Quadratic Equations in Vertex Form

My Parabola:

Significance of Variables in My Equation

As shown above, the vertex form of a quadratic equation is: y = a(x – h)2 + k.

Within this equation, the value of ‘a’ determines whether the parabola opens upwards or downwards, as well as how steep or flat it is. A positive value for a makes the parabola open upwards, wile a negative value of a makes it open downwards. Additionally, the wideness of the parabola increases as the value of a decreases. The negative value of a in my equation clearly shows that the parabola will open downwards. And since the value of a is quite small, it will be considerably more wide in comparison to the parent function. The value of a in my parabola is -1/3.

When identifying the vertex of a parabola, the h value is half of the entire process. Our h value is crucial as it is our x coordinate for the vertex and determines the horizontal shift and the axis of symmetry for our parabola. If h is positive, the parabola will shift right and if h is negative, it will shift to the left. In our original equation, our h value is 5, allowing us to infer that our parabola will shift right, and our vertex will be (5,y). This means our vertex has shifted right from our parent function by 5 units.

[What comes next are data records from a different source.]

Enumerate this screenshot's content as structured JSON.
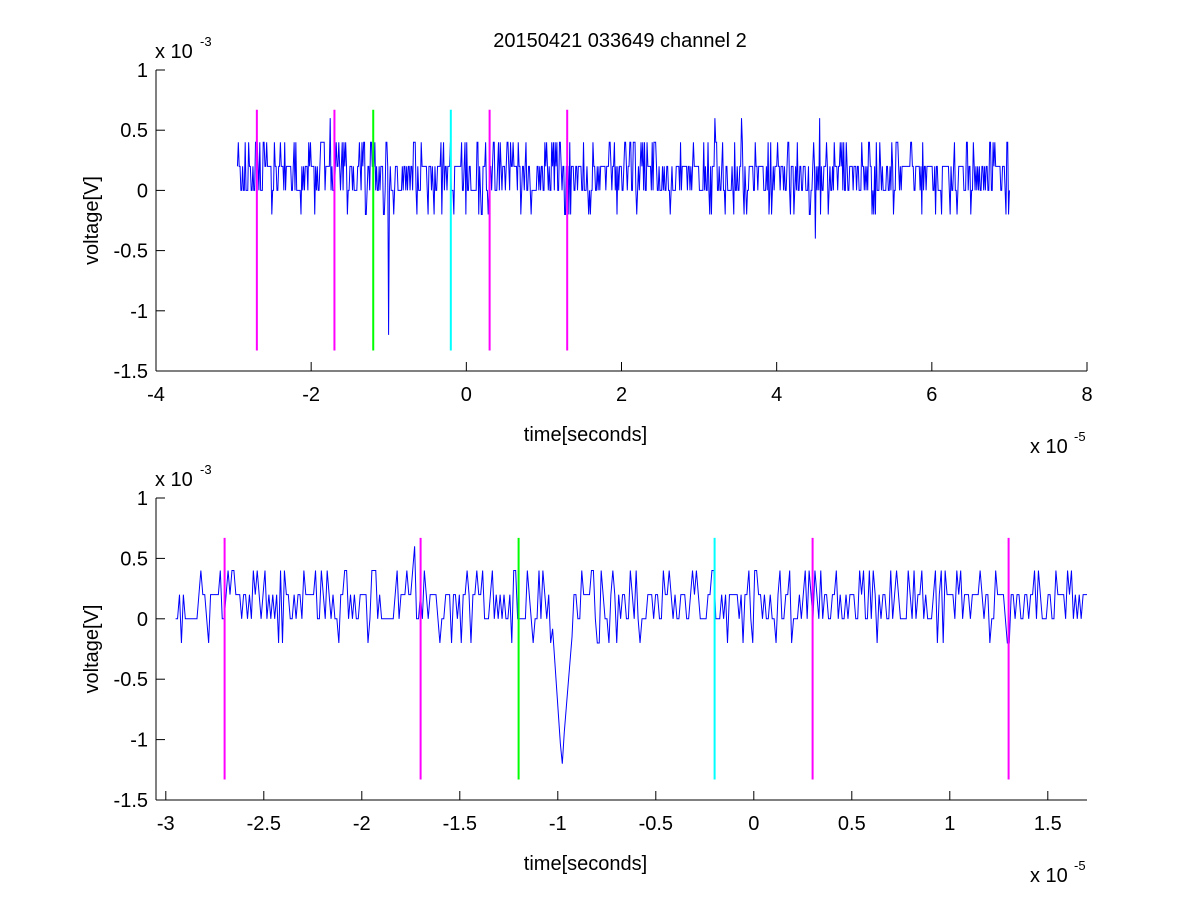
{
  "figure": {
    "title": "20150421 033649 channel 2"
  },
  "chart_data": [
    {
      "type": "line",
      "xlabel": "time[seconds]",
      "ylabel": "voltage[V]",
      "x_exponent_label": "x 10",
      "x_exponent": "-5",
      "y_exponent_label": "x 10",
      "y_exponent": "-3",
      "xlim": [
        -4,
        8
      ],
      "ylim": [
        -1.5,
        1
      ],
      "x_ticks": [
        -4,
        -2,
        0,
        2,
        4,
        6,
        8
      ],
      "x_tick_labels": [
        "-4",
        "-2",
        "0",
        "2",
        "4",
        "6",
        "8"
      ],
      "y_ticks": [
        -1.5,
        -1,
        -0.5,
        0,
        0.5,
        1
      ],
      "y_tick_labels": [
        "-1.5",
        "-1",
        "-0.5",
        "0",
        "0.5",
        "1"
      ],
      "grid": false,
      "series": [
        {
          "color": "#0000ff",
          "x_range": [
            -2.95,
            7.0
          ],
          "samples": 900,
          "baseline_levels": [
            0,
            0.2
          ],
          "spikes": [
            {
              "x": -2.85,
              "y": 0.4
            },
            {
              "x": -2.72,
              "y": 0.4
            },
            {
              "x": -1.75,
              "y": 0.6
            },
            {
              "x": -1.22,
              "y": 0.4
            },
            {
              "x": -1.0,
              "y": -1.2
            },
            {
              "x": -0.2,
              "y": 0.4
            },
            {
              "x": 3.2,
              "y": 0.6
            },
            {
              "x": 3.55,
              "y": 0.6
            },
            {
              "x": 4.5,
              "y": -0.4
            },
            {
              "x": 4.55,
              "y": 0.6
            }
          ]
        }
      ],
      "markers": [
        {
          "x": -2.7,
          "y_bottom": -1.33,
          "y_top": 0.67,
          "color": "#ff00ff"
        },
        {
          "x": -1.7,
          "y_bottom": -1.33,
          "y_top": 0.67,
          "color": "#ff00ff"
        },
        {
          "x": -1.2,
          "y_bottom": -1.33,
          "y_top": 0.67,
          "color": "#00ff00"
        },
        {
          "x": -0.2,
          "y_bottom": -1.33,
          "y_top": 0.67,
          "color": "#00ffff"
        },
        {
          "x": 0.3,
          "y_bottom": -1.33,
          "y_top": 0.67,
          "color": "#ff00ff"
        },
        {
          "x": 1.3,
          "y_bottom": -1.33,
          "y_top": 0.67,
          "color": "#ff00ff"
        }
      ]
    },
    {
      "type": "line",
      "xlabel": "time[seconds]",
      "ylabel": "voltage[V]",
      "x_exponent_label": "x 10",
      "x_exponent": "-5",
      "y_exponent_label": "x 10",
      "y_exponent": "-3",
      "xlim": [
        -3.05,
        1.7
      ],
      "ylim": [
        -1.5,
        1
      ],
      "x_ticks": [
        -3,
        -2.5,
        -2,
        -1.5,
        -1,
        -0.5,
        0,
        0.5,
        1,
        1.5
      ],
      "x_tick_labels": [
        "-3",
        "-2.5",
        "-2",
        "-1.5",
        "-1",
        "-0.5",
        "0",
        "0.5",
        "1",
        "1.5"
      ],
      "y_ticks": [
        -1.5,
        -1,
        -0.5,
        0,
        0.5,
        1
      ],
      "y_tick_labels": [
        "-1.5",
        "-1",
        "-0.5",
        "0",
        "0.5",
        "1"
      ],
      "grid": false,
      "series": [
        {
          "color": "#0000ff",
          "x_range": [
            -2.95,
            1.7
          ],
          "samples": 470,
          "baseline_levels": [
            0,
            0.2
          ],
          "spikes": [
            {
              "x": -2.92,
              "y": -0.2
            },
            {
              "x": -2.72,
              "y": 0.4
            },
            {
              "x": -1.73,
              "y": 0.6
            },
            {
              "x": -1.22,
              "y": 0.4
            },
            {
              "x": -0.98,
              "y": -1.2
            },
            {
              "x": -0.2,
              "y": 0.4
            },
            {
              "x": 0.7,
              "y": 0.4
            },
            {
              "x": 1.15,
              "y": 0.4
            }
          ],
          "dip": {
            "x_start": -1.03,
            "x_min": -0.98,
            "x_end": -0.92,
            "y_min": -1.2
          }
        }
      ],
      "markers": [
        {
          "x": -2.7,
          "y_bottom": -1.33,
          "y_top": 0.67,
          "color": "#ff00ff"
        },
        {
          "x": -1.7,
          "y_bottom": -1.33,
          "y_top": 0.67,
          "color": "#ff00ff"
        },
        {
          "x": -1.2,
          "y_bottom": -1.33,
          "y_top": 0.67,
          "color": "#00ff00"
        },
        {
          "x": -0.2,
          "y_bottom": -1.33,
          "y_top": 0.67,
          "color": "#00ffff"
        },
        {
          "x": 0.3,
          "y_bottom": -1.33,
          "y_top": 0.67,
          "color": "#ff00ff"
        },
        {
          "x": 1.3,
          "y_bottom": -1.33,
          "y_top": 0.67,
          "color": "#ff00ff"
        }
      ]
    }
  ]
}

The second half of finding our vertex is the k value. This is what gives us our y coordinate to our vertex. The k value dictates the vertical shift of our parabola and represents the minimum/maximum value. It represents the minimum or maximum value depending on whether the graph opens up or down. If the graph opens upwards, the vertex is at the lowest point of the parabola, and therefore has a minimum value. If the graph opens downwards, however, the vertex is at the highest point in the parabola, meaning that it represents the maximum value. With the example above our k value is -4 giving us a y coordinate to our vertex. This means our vertex has shifted down from our parent function by 4 units. This information gives us the vertex of (5, -4).

And, since the graph opens downwards (due to the negative a value), we can see that the maximum value of the parabola is -4.

Summary – Stats of the Parabola

(a) value: -1/3
(h) value: 5
(k) value: -4
Vertex: (5,-4)
Axis of Symmetry: x = 5
Minimum/Maximum value: y <= -4

Self-Assessment

1. How did you represent the same mathematical idea in multiple ways in this assignment?

I represented the mathematical idea by showing that making alterations to the a, h, and k values of the parabola can have an effect on the position and shape of the graph. I did this by explaining the significance of each variable in my own equation, as well as using Desmos to graph my function.

2. State the relevant mathematical vocabulary words you used to demonstrate your understanding.

Parabola: A curved graph that goes through points according to its quadratic function.
Vertical/Horizontal Shift: The number of units that the graph is shifted left/right and up/down
Quadratic Equation: A polynomial function with 5 variables
Vertex: The highest/lowest point of the parabola where the graph changes direction
Origin: The midpoint of the graphing paper (0,0)

3. How did you use formatting to share this information in a clear and organized way?

I used Desmos to graph both the parent function as well as my assigned function. I then edited the image by adding the corresponding equation and vertex of each graph.

Math Self Assessment

By giving my full attention and building off of their in the classroom, I make a positive difference to my peers.

Examples of where I communicate clearly and purposefully can be seen in my methods of explaining difficult concepts to group members, when they need help.

When I need to boost my mood or re-focus, I usually work on math questions related to a topic I might require more practice in, as I find it to be relaxing and productive simultaneously.

An example of something I have spent a lot of time learning about is trigonometry, which involves the use of creative mathematical thinking as well as calculational ability.